Als Koch auf einem Schiff

Asunción: Von irgendwo zwischen Paraguay und Uruguay berichtet Justo Riveros über seine Arbeit. Er ist an Bord der Armando H, einem paraguayischen Schiff, das Kraftstoff transportiert. Er ist dort der Koch.

Riveros arbeitet seit drei Jahren als Schiffskoch. Jede Reise dauert drei Monate und hat dann hat er einen Monat Urlaub. Sein Traum ist es, ein eigenes Restaurant zu haben. Er ist 34 Jahre alt, verheiratet, hat Kinder und ist viel unterwegs.

Er hat am 27. Dezember eingeschifft und wird erst am 27. März nach Hause zurückkehren. Sein letzter Job an Land war als Koch für die Fernsehsendung “Cuestión de Peso“. Aber er hörte auf, um sich seinen Wunsch zu erfüllen, einmal Schiffskoch zu werden.

„Ich habe Freunde, die Kapitäne sind und sie haben mich gefragt, ob ich Lust hätte, auf einem Schiff zu arbeiten. Gott sei Dank hatte ich immer die Unterstützung meiner Frau, denn diese Entscheidung war nicht einfach“, erzählte er. Riveros ist seit 12 Jahren mit Nadia Dávalos verheiratet, sie kennen sich aber seit 18 Jahren. Sie haben zwei Kinder, Fiorella Jazmín, die bald 16 wird und Elías Enmanuel, der 10 Jahre alt ist, und Sofía, die fünf Monate alt ist.

Mit nur 34 Jahren verfügt er bereits über umfangreiche Erfahrung in der Küche. Im Alter von 15 Jahren begann er zu arbeiten. „Mein erster Job war im La Farola. Ich habe als Tellerwäscher gearbeitet, dann Salate und Desserts zubereitet. Der Besitzer des Restaurants, Ubaldo Fernández, gab mir damals die Möglichkeit zu lernen und zu arbeiten“, berichtet Riveros.

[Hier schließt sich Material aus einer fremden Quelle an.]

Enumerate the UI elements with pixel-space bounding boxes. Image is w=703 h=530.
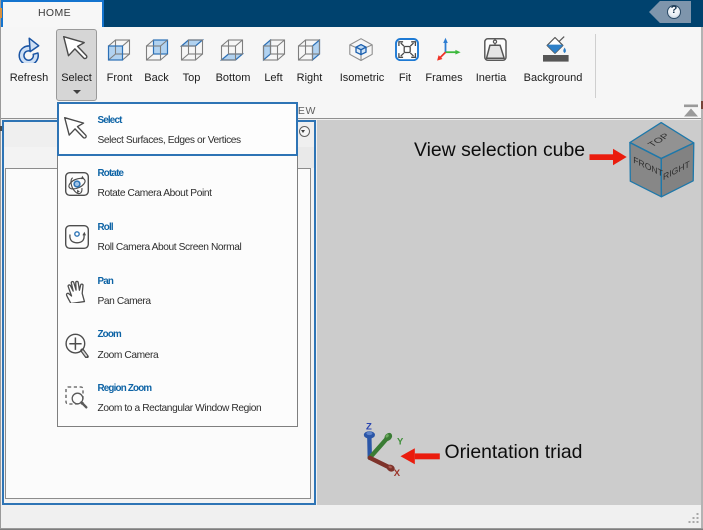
svg-text:X: X [394,468,401,479]
svg-text:Z: Z [366,421,372,432]
svg-text:Y: Y [397,436,404,447]
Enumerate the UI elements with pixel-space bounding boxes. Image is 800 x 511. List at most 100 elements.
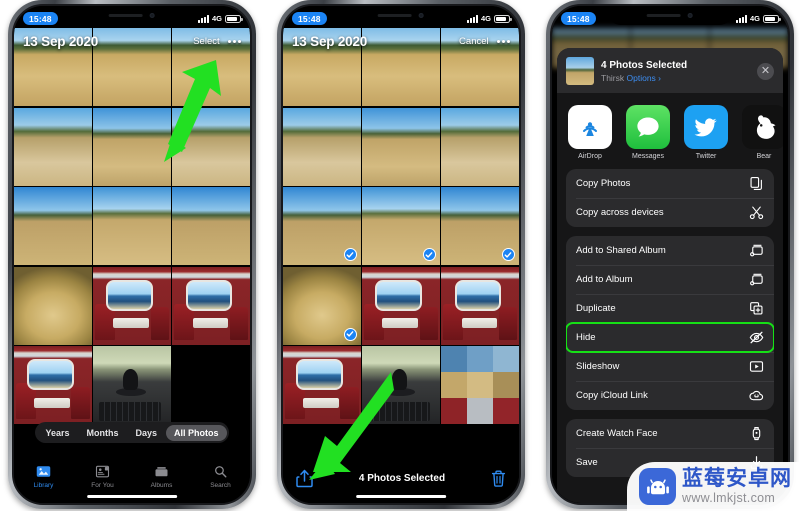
photo-thumbnail[interactable] bbox=[14, 187, 92, 265]
share-icon[interactable] bbox=[296, 469, 313, 488]
close-icon[interactable]: ✕ bbox=[757, 62, 774, 80]
home-indicator bbox=[87, 494, 177, 498]
share-action-label: Copy Photos bbox=[576, 178, 631, 189]
segment-years[interactable]: Years bbox=[37, 425, 77, 441]
share-app-label: Twitter bbox=[695, 153, 717, 160]
photo-thumbnail[interactable] bbox=[283, 346, 361, 424]
photo-thumbnail[interactable] bbox=[362, 266, 440, 345]
share-action-duplicate[interactable]: Duplicate bbox=[566, 294, 774, 323]
photo-thumbnail[interactable] bbox=[441, 266, 519, 345]
share-app-airdrop[interactable]: AirDrop bbox=[567, 105, 613, 160]
watermark-url: www.lmkjst.com bbox=[682, 491, 776, 506]
share-action-label: Add to Shared Album bbox=[576, 245, 666, 256]
photo-thumbnail[interactable] bbox=[362, 107, 440, 186]
photo-thumbnail[interactable] bbox=[441, 187, 519, 265]
notch bbox=[608, 6, 732, 25]
photo-thumbnail[interactable] bbox=[362, 187, 440, 265]
photo-thumbnail[interactable] bbox=[283, 107, 361, 186]
share-action-copy-icloud-link[interactable]: Copy iCloud Link bbox=[566, 381, 774, 410]
share-action-hide[interactable]: Hide bbox=[566, 322, 774, 353]
share-app-twitter[interactable]: Twitter bbox=[683, 105, 729, 160]
eye-slash-icon bbox=[749, 330, 764, 345]
share-action-label: Create Watch Face bbox=[576, 428, 658, 439]
tab-for-you[interactable]: For You bbox=[73, 464, 132, 489]
photo-thumbnail[interactable] bbox=[283, 187, 361, 265]
share-action-group: Copy Photos Copy across devices bbox=[566, 169, 774, 227]
share-action-add-to-album[interactable]: Add to Album bbox=[566, 265, 774, 294]
albums-icon bbox=[153, 464, 170, 479]
share-action-add-to-shared-album[interactable]: Add to Shared Album bbox=[566, 236, 774, 265]
phone-1-screen: 13 Sep 2020 Select Years Months Days All Ph… bbox=[14, 6, 250, 503]
share-action-label: Slideshow bbox=[576, 361, 620, 372]
share-thumbnail bbox=[566, 57, 594, 85]
share-action-create-watch-face[interactable]: Create Watch Face bbox=[566, 419, 774, 448]
photos-grid-header: 13 Sep 2020 Select bbox=[14, 34, 250, 49]
timeline-segmented-control: Years Months Days All Photos bbox=[14, 422, 250, 443]
photo-thumbnail[interactable] bbox=[172, 346, 250, 424]
tab-library[interactable]: Library bbox=[14, 464, 73, 489]
share-action-slideshow[interactable]: Slideshow bbox=[566, 352, 774, 381]
more-options-icon[interactable] bbox=[227, 40, 241, 43]
notch bbox=[339, 6, 463, 25]
photo-thumbnail[interactable] bbox=[93, 107, 171, 186]
photo-thumbnail[interactable] bbox=[14, 266, 92, 345]
phone-3-screen: 4 Photos Selected Thirsk Options › ✕ Air… bbox=[552, 6, 788, 503]
share-app-messages[interactable]: Messages bbox=[625, 105, 671, 160]
share-action-copy-photos[interactable]: Copy Photos bbox=[566, 169, 774, 198]
segment-months[interactable]: Months bbox=[79, 425, 127, 441]
share-app-bear[interactable]: Bear bbox=[741, 105, 783, 160]
select-button[interactable]: Select bbox=[193, 36, 219, 47]
for-you-icon bbox=[94, 464, 111, 479]
photo-thumbnail[interactable] bbox=[172, 187, 250, 265]
site-watermark: 蓝莓安卓网 www.lmkjst.com bbox=[627, 462, 800, 511]
photo-thumbnail[interactable] bbox=[93, 346, 171, 424]
share-action-label: Hide bbox=[576, 332, 596, 343]
photo-thumbnail[interactable] bbox=[441, 346, 519, 424]
home-indicator bbox=[356, 494, 446, 498]
photos-library-icon bbox=[35, 464, 52, 479]
search-icon bbox=[212, 464, 229, 479]
photo-thumbnail[interactable] bbox=[441, 107, 519, 186]
share-app-row: AirDropMessagesTwitterBearL bbox=[557, 93, 783, 169]
screenshot-stage: 13 Sep 2020 Select Years Months Days All Ph… bbox=[0, 0, 800, 511]
photo-thumbnail[interactable] bbox=[362, 346, 440, 424]
photo-thumbnail[interactable] bbox=[172, 107, 250, 186]
duplicate-icon bbox=[749, 301, 764, 316]
trash-icon[interactable] bbox=[491, 470, 506, 487]
share-action-list: Copy Photos Copy across devices Add to Sha… bbox=[557, 169, 783, 477]
share-action-label: Copy iCloud Link bbox=[576, 390, 648, 401]
share-action-label: Add to Album bbox=[576, 274, 633, 285]
tab-albums[interactable]: Albums bbox=[132, 464, 191, 489]
photos-date-label: 13 Sep 2020 bbox=[23, 34, 99, 49]
twitter-icon bbox=[684, 105, 728, 149]
photo-thumbnail[interactable] bbox=[172, 266, 250, 345]
photos-grid-header-selecting: 13 Sep 2020 Cancel bbox=[283, 34, 519, 49]
segment-days[interactable]: Days bbox=[128, 425, 166, 441]
shared-album-icon bbox=[749, 243, 764, 258]
airdrop-icon bbox=[568, 105, 612, 149]
share-app-label: Bear bbox=[756, 153, 772, 160]
share-action-copy-across-devices[interactable]: Copy across devices bbox=[566, 198, 774, 227]
more-options-icon[interactable] bbox=[496, 40, 510, 43]
share-app-label: Messages bbox=[632, 153, 664, 160]
photo-thumbnail[interactable] bbox=[14, 107, 92, 186]
photo-thumbnail[interactable] bbox=[283, 266, 361, 345]
share-action-label: Copy across devices bbox=[576, 207, 664, 218]
photo-thumbnail[interactable] bbox=[93, 266, 171, 345]
share-sheet: 4 Photos Selected Thirsk Options › ✕ Air… bbox=[557, 48, 783, 503]
cancel-button[interactable]: Cancel bbox=[459, 36, 489, 47]
share-action-group: Add to Shared Album Add to Album Duplicate… bbox=[566, 236, 774, 410]
photo-thumbnail[interactable] bbox=[14, 346, 92, 424]
watermark-logo-icon bbox=[639, 468, 676, 505]
share-options-link[interactable]: Options › bbox=[627, 73, 662, 83]
share-sheet-header: 4 Photos Selected Thirsk Options › ✕ bbox=[557, 48, 783, 93]
selection-checkmark-icon bbox=[343, 327, 357, 341]
album-icon bbox=[749, 272, 764, 287]
bear-icon bbox=[742, 105, 783, 149]
notch bbox=[70, 6, 194, 25]
slideshow-icon bbox=[749, 359, 764, 374]
segment-all-photos[interactable]: All Photos bbox=[166, 424, 227, 441]
tab-label: Library bbox=[33, 481, 54, 489]
photo-thumbnail[interactable] bbox=[93, 187, 171, 265]
tab-search[interactable]: Search bbox=[191, 464, 250, 489]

Das Schiff, auf dem er Koch ist, ist ein Schlepper. Die Fahrt selbst dauert 30 Tage, sie bleiben aber 90 Tage an Bord. Während dieser Zeit sieht sein Tagesablauf wie folgt aus: Er steht um 04:30 Uhr auf, um das Frühstück für die Besatzung (13 Personen einschließlich des Kapitäns) zuzubereiten. Er macht Cocido con Leche, gemischte Sandwiches, Chipa, Mbeju und etwas Orangenbiskuitkuchen.

Ab 08:00 Uhr beginnt Riveros mit den Vorbereitungen für das Mittagessen, das immer in Buffetform ist. Dann kann er sich ausruhen und beginnt um 15:30 Uhr mit der Vorbereitung des Abendessens, das normalerweise leichter ist. Etwas Gebackenes wie Aufläufe und Empanadas, beide in verschiedenen Geschmacksrichtungen, die sich ständig ändern. An Schnitzeln oder Fisch mangelt es nicht. „Der Kapitän lässt mich das Menü frei wählen, aber ich frage immer die anderen. Die einen wollen Eintöpfe, die anderen Steaks mit Zwiebeln, Polenta mit Fleisch und sonntags Nudeln“, erzählte Riveros.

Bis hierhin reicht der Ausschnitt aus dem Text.